2.1 Where to start: hospital facility-level AMS structures
AMS can be introduced or progressed in individual healthcare facilities by building on existing capabilities and resources using a stepwise approach. The starting point is to assess the current situation. Usually healthcare settings have pharmaceutical and therapeutic committees – often referred to as drugs and therapeutics committees (DTCs) – that oversee the use of all drugs used at the institution. These already existing committees could initiate the AMS programme.
The WHO has produced a toolkit, Antimicrobial stewardship programmes in health-care facilities in low- and middle-income countries (WHO, 2019) as a practical guide for setting up AMS structures at national, regional and healthcare facility levels. The elements of each programme are stratified into core and advanced (which require more facilities) and the exact nature of each programme will depend on the situation and the resources available.
The first step is to assess any AMS strategies already in place, and consider additional strategies that can be easily implemented. Areas for assessment could include:
- the availability of data on antimicrobial consumption
- whether prescription audits are routinely performed
- whether there is appropriate training for healthcare staff available at the facility.
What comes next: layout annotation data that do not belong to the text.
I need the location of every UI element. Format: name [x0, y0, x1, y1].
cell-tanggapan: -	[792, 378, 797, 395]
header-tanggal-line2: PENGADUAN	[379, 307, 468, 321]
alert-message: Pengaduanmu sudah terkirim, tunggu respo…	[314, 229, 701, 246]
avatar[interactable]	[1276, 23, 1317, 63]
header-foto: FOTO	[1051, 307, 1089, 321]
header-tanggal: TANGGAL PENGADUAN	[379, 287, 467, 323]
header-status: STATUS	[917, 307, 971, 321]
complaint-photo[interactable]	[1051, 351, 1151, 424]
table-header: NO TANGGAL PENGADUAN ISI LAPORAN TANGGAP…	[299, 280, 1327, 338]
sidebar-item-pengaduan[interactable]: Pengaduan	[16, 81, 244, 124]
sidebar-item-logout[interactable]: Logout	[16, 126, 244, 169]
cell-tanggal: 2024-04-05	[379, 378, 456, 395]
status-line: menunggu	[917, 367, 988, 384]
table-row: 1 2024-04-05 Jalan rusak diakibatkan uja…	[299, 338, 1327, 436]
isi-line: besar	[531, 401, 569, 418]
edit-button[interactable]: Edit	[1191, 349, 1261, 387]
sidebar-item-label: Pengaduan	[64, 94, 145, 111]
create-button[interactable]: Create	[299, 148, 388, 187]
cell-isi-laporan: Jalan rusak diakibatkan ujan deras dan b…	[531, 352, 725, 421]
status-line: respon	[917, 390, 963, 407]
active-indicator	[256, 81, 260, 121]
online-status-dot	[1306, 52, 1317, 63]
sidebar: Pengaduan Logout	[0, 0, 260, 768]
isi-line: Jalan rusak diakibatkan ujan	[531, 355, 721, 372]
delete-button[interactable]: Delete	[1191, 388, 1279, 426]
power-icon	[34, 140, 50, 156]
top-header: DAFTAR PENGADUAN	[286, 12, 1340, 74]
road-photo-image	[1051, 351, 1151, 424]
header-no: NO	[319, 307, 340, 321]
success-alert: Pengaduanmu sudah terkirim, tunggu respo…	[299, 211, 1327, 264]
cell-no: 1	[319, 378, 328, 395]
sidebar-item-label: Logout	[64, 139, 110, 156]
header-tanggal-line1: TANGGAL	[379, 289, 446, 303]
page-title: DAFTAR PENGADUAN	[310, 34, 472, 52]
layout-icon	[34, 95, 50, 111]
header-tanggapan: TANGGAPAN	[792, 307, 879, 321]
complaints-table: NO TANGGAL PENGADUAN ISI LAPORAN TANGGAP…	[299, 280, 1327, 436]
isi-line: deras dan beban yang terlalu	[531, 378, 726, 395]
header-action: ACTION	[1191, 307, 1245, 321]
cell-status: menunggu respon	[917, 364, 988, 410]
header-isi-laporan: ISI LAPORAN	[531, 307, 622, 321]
The assessment can then be used to allocate human and financial resources to AMS and set up sustainable governance structures. These should be multi-disciplinary but may depend on existing structures and resources: for example, the AMS committee could be stand-alone or embedded in another existing committee such as the DTC.
Sample terms of reference for AMS structures, including for a hospital-level AMS committee, are set out in the WHO toolkit (WHO, 2019).
The membership of such a committee, which is set out in Annex II of the WHO toolkit in more detail, is likely to include:
- the administrator of the healthcare facility (chair)
- a director of medical services (vice chair)
- a clinical lead, physician or microbiologist
- a physician or pharmacist to act as secretary
- directors of other departments
- a patient safety and clinical manager
- representatives from nursing, pharmacology, microbiology and the different wards
- representatives from other relevant committees (e.g. DTCs) if the AMS committee is not embedded in one of these
- other members co-opted as necessary.
Regardless of whether or not the AMS committee is separate or a sub-committee of the larger DTC, there should be collaboration between the AMS committee and those overseeing IPC programmes and
The AMS committee should produce regular activity reports on the implementation of the AMS programme, both for their own healthcare facility management and for dissemination to regional/national structures. These reports should include data on AMU, resistance patterns for key pathogens and interventions implemented by the AMS team. The AMS committee is also responsible for ensuring that up-to-date standard treatment guidelines and ongoing training are available to all staff.